Facing the worst in ourselves with the grace of God
Lockdown is a nightmare for addiction. Imagine all the ingredients that foster an addiction — boredom, access, & isolation — coming together for an undetermined period of time. This is the reality many are facing. Maybe it’s someone you know, or maybe that someone is you.

What hope does Jesus offer when it seems you can’t stop watching porn, can’t stop taking that drink, can’t stop eating, can’t stop purging, can’t stop cutting, or scrolling?
Jesus offers freedom, and the faith to believe it’s possible.
Jesus never used shame to bring people home.
Shame is a pervasive sense of unworthiness, even self-hatred. But Jesus never once used someone’s shame to bring them home, even the tyrant tax collector Zacchaeus. Jesus deals with us in our weakness with the sort of gentleness that keeps a barely glowing wick aflame (Isaiah 42:3). Jesus traffics in kindness, not shame. (Romans 2:4) Jesus arrives on the scene precisely when we are at our worst to say “I love you” with proof in hand. (Romans 5.8)
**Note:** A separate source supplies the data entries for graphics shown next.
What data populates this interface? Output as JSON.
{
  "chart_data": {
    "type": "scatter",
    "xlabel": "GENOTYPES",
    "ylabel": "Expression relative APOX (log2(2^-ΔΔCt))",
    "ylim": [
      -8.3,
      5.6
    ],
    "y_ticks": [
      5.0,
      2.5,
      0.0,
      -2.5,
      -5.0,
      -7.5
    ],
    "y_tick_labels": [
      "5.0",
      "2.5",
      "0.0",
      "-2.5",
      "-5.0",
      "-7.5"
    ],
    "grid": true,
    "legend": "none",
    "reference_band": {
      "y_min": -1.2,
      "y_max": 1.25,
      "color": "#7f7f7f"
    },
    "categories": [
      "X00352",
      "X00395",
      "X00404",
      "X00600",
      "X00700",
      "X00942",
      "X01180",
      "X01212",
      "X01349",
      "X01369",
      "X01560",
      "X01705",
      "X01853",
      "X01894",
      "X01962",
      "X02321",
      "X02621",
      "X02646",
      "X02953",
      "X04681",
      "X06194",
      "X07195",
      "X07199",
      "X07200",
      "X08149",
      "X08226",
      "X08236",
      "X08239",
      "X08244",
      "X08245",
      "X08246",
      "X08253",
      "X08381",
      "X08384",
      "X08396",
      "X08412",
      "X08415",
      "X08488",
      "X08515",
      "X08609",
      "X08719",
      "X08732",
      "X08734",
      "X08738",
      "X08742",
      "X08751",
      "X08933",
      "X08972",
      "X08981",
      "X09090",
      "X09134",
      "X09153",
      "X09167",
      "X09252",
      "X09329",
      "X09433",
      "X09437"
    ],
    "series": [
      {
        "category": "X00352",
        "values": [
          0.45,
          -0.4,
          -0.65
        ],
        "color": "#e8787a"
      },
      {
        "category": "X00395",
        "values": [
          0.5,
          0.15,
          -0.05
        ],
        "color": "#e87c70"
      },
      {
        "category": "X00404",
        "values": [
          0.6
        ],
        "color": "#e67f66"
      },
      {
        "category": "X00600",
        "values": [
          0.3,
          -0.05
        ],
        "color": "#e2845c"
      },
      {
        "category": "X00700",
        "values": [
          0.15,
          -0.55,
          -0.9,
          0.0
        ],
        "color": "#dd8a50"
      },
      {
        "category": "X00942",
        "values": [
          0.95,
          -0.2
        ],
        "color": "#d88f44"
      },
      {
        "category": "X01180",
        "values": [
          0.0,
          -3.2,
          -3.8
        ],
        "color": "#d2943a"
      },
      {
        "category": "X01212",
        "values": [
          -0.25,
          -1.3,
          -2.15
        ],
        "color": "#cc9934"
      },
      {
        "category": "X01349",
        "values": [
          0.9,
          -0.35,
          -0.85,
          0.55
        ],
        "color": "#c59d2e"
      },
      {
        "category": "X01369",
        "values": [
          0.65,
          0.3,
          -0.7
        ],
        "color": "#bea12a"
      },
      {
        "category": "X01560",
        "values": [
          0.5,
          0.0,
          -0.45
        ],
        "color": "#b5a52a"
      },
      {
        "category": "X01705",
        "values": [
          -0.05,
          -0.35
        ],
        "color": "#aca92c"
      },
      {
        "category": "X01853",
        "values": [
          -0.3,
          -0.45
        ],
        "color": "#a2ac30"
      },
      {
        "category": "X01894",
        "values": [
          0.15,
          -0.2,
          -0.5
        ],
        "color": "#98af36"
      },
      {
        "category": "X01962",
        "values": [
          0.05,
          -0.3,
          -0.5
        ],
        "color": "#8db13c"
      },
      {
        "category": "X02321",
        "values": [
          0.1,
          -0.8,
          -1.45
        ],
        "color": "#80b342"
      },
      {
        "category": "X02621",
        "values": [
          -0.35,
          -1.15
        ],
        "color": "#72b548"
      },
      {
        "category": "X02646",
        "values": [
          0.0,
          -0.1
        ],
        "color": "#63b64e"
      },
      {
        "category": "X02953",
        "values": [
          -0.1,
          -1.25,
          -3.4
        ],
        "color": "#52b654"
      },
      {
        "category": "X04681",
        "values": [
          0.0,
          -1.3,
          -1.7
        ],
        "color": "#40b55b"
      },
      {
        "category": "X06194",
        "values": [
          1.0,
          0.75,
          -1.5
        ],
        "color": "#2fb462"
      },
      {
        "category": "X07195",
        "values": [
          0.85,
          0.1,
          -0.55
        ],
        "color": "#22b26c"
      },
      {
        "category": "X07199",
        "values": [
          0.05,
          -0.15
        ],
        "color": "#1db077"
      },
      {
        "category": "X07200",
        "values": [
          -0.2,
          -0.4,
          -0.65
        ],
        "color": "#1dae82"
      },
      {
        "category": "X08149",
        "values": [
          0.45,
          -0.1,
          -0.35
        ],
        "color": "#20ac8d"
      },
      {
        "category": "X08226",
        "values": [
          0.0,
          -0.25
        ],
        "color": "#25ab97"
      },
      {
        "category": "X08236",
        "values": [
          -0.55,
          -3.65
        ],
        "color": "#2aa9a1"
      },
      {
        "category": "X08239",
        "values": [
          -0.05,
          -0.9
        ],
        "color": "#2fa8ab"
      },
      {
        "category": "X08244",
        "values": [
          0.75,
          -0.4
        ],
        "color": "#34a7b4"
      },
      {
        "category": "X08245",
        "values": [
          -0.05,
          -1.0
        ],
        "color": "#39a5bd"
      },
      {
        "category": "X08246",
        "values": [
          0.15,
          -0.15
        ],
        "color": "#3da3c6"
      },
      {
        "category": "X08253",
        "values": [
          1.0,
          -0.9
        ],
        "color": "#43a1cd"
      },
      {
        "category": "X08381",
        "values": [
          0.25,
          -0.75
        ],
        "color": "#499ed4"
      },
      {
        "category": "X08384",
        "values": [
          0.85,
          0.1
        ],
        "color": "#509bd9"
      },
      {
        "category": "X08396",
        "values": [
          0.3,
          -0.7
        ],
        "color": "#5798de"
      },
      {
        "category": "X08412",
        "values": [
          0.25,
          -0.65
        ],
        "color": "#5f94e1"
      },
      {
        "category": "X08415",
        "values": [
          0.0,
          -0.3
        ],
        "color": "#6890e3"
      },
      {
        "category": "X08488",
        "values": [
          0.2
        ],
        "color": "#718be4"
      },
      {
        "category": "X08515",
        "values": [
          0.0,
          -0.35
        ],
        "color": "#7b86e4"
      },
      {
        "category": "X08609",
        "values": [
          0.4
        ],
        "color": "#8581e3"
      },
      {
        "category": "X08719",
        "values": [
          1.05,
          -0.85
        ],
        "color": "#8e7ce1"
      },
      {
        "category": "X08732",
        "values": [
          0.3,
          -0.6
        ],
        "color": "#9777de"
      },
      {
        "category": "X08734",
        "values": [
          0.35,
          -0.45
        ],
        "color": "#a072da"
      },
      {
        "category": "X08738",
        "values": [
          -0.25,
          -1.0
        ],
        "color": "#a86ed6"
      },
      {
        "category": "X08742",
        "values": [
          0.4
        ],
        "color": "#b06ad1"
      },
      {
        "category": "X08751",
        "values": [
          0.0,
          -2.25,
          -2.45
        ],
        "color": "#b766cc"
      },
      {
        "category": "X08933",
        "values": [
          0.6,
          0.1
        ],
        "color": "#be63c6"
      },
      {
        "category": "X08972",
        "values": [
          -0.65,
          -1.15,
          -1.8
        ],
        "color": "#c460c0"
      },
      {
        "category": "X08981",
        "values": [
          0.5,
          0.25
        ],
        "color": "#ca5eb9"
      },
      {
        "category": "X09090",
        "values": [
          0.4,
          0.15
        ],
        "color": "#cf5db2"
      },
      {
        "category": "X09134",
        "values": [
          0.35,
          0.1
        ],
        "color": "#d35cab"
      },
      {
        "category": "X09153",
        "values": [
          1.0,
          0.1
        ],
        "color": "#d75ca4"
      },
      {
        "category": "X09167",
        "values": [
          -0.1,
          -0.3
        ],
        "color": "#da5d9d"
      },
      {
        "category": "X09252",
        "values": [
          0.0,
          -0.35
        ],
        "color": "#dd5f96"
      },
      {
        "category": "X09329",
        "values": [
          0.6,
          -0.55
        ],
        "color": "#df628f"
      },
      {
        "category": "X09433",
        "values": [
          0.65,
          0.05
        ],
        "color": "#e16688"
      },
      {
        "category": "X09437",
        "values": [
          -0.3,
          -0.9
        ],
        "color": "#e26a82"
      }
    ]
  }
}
Nothing is more painful than stepping into the light. It’s true, Jesus never repented, simply because he had nothing to repent for. Yet — and that’s a big yet — He paved the path out of sin & addiction, the path of repentance and faith. Hebrews gives Jesus the title, “pioneer of faith”. (Hebrews 12.2) His faith is the faith for tired sinners like you and me. Jesus began his ministry identifying with sinners at his baptism, though he wasn’t one, went to the cross where he suffered as one, and now lives to rescue sinners. (Matthew 3.11, 2 Corinthians 5.20, Hebrews 7.25) He knows the pain and sorrow of sin — not his own, but yours and mine. This simple fact should encourage us that the pain of stepping into the light is something Jesus himself can empathize with. Jesus is not impatiently waiting for you to “get it”, instead he’s coming to you to show you the way out. Do you trust him to step onto the path he forged?
Jesus isn’t going anywhere. He‘s here for all of it.
In one simple moment of repentance and faith, our entire destiny is secured and changed. We move from death to life, in an instant. Yet the road home is long. “The way is narrow” and “I am with you always” says Jesus. Addiction presents a complex array of interplaying systems — from our brains to our bodies — and yet Jesus is over all of it. His kingdom spans galaxies, quantum particles, and everything in between — including the long road of recovery. Many turn back from Jesus because they never heard “many are the afflictions of the righteous, but the Lord delivers them from them all” (Psalm 34.19) As a pastor, I can’t share all the ways addiction shapes our synapses, but I do know what Jesus speaks to our souls everyday on the way home:
Come to me all who are weary and heaven laden, and I will give you rest. Take my yoke upon you, and learn from me, for my yoke is easy, and my burden is light, and you fill find rest for your souls.